A little more about Security Model

WebSocket protocol is designed for being used next to classic HTTP client, what makes it use Origin-based authentication model. Another layer of security is added by mentioned headers started with “Sec-”. By the time of when the RFC was written it wasn’t possible to hack such headers using HTML and JS to send prepared HTTP request using XMLHttpRequest. Thus, the only client which can possibly connect to such server is the WebSocket client. Another option is to use custom WS client while writing desktop app for example, but this option also allows possible attacker to set Origin header as needed. However, in such case there is a need for server architecture designer to prevent such scenario from happening with adding one or more security layers to authenticate the client.

Establishing a Connection

There is a one important thing about WS protocol and establishing and established connections - it is a full-duplex connection which is opened, established and then it lasts unless it is closed by the server or the client. What’s more, WS protocol uses ports 80 and 443 next to HTTP servers. In fact, in simple setups that connections would probably be handled by the same exact server which would just do the role of HTTP and WS server as one: nginx for example. However, there are more elaborate ones, when the HTTP servers are separated and earlier before them there are firewalls, load balancer or even sometime proxies. The second one can be easier to manage when deploying a bigger, production system which will be needed to scale up easily.
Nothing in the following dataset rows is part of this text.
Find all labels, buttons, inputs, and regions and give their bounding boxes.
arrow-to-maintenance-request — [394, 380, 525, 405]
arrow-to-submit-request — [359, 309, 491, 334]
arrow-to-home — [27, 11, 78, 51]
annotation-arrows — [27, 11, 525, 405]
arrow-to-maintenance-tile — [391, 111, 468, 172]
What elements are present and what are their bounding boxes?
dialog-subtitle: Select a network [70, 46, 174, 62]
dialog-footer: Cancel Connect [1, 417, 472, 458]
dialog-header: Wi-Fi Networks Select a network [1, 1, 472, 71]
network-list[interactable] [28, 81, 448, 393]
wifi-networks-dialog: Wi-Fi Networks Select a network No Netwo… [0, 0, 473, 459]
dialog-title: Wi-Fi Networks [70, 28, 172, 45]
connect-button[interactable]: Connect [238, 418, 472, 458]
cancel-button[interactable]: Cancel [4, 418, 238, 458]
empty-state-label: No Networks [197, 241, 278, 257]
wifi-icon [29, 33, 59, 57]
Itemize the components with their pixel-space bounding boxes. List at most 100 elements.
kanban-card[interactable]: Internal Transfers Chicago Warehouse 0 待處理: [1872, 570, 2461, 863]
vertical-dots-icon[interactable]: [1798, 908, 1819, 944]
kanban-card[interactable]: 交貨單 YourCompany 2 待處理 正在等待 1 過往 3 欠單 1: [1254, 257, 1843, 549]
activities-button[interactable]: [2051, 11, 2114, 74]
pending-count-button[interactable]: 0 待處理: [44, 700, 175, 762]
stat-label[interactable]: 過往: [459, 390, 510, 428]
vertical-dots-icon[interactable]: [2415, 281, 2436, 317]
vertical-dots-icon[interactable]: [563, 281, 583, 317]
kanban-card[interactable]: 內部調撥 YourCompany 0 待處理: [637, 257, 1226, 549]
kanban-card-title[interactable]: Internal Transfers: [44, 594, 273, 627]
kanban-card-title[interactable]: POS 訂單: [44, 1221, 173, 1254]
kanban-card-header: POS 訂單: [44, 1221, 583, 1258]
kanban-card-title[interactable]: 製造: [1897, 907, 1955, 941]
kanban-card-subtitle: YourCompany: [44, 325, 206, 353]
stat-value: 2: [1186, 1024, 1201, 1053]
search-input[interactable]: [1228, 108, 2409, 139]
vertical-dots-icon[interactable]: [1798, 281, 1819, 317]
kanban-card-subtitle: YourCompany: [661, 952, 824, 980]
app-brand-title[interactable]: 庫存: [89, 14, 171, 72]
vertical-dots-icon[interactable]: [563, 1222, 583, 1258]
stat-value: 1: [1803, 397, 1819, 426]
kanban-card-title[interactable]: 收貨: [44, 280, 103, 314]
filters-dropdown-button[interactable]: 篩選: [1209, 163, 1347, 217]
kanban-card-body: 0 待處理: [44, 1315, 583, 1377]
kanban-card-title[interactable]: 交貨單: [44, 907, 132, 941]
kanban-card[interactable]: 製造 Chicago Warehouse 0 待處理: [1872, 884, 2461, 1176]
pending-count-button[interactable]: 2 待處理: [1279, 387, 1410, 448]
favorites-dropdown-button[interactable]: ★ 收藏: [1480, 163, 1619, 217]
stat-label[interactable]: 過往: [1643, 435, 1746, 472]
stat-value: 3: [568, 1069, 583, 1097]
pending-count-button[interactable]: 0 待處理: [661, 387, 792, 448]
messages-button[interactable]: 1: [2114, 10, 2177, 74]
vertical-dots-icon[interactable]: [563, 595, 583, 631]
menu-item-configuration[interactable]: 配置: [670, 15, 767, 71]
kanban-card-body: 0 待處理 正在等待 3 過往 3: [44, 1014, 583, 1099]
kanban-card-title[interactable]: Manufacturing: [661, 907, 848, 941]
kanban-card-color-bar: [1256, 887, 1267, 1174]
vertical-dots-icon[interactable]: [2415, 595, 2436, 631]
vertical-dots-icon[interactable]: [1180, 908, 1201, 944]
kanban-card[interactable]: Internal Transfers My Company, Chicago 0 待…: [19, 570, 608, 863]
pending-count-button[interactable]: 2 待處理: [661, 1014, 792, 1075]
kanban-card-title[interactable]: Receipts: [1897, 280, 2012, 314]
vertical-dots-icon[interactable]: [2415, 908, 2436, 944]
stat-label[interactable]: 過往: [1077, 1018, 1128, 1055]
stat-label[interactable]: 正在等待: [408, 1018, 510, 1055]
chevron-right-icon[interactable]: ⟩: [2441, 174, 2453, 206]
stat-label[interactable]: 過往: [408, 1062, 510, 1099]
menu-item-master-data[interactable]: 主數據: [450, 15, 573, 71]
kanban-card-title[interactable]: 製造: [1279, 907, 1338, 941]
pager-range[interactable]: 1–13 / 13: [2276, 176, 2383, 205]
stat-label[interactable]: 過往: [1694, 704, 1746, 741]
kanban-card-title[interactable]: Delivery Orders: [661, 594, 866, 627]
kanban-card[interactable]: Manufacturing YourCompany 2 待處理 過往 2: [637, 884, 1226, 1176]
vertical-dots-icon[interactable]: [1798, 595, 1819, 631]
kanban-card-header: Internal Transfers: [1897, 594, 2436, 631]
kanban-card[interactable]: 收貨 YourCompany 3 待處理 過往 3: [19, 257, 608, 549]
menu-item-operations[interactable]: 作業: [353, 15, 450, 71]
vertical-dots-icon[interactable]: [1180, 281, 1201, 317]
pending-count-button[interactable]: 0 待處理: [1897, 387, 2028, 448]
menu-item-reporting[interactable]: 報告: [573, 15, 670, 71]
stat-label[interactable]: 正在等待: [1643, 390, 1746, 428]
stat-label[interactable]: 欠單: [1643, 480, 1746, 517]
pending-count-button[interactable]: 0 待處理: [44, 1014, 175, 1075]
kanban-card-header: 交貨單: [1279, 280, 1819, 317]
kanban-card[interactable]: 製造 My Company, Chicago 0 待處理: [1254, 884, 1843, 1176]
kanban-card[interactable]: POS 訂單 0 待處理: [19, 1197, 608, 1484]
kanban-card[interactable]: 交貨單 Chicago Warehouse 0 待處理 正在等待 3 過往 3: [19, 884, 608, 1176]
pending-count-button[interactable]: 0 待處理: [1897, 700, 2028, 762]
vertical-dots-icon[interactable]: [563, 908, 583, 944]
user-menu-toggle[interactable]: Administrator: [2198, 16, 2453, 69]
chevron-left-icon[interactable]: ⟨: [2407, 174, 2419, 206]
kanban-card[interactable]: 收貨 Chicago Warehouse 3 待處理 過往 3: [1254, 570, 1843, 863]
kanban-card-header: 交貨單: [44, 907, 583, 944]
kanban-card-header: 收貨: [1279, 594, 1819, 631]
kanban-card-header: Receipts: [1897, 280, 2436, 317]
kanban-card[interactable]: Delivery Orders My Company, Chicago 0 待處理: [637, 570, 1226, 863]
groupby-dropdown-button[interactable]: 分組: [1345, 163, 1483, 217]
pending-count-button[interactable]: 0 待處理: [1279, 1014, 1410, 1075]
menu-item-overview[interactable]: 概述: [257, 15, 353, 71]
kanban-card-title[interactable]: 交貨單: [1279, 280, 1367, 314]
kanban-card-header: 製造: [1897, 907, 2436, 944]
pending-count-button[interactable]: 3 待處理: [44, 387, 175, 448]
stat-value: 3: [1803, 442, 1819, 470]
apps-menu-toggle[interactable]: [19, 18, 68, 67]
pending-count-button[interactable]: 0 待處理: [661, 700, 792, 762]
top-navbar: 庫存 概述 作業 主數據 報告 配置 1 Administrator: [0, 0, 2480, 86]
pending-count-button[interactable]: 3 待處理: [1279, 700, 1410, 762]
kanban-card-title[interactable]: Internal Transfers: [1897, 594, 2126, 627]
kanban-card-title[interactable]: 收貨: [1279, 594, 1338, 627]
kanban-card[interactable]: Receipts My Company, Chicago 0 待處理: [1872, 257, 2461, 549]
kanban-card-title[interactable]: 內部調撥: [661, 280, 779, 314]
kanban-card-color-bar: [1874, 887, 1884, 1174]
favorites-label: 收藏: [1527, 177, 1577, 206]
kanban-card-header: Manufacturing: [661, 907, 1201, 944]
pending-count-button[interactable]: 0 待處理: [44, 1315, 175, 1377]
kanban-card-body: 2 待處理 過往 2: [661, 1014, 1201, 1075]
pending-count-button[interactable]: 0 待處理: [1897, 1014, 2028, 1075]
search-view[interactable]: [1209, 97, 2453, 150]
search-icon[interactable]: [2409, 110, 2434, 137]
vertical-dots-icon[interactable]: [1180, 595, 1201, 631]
To sum this all up, WS protocol is just another one which is layered above TCP transport protocol. It is not any kind of modification of HTTP, it just uses HTTP to be manifested during classic HTTP-based application flow. This is, because it was designed to be used by the scripts executed by the browsers which are no more, no less but HTTP clients. The best case for it to be used is to create real-time web applications which doesn’t need streaming-based protocols, but need a full-duplex, low cost communication with an option to send text and binary data.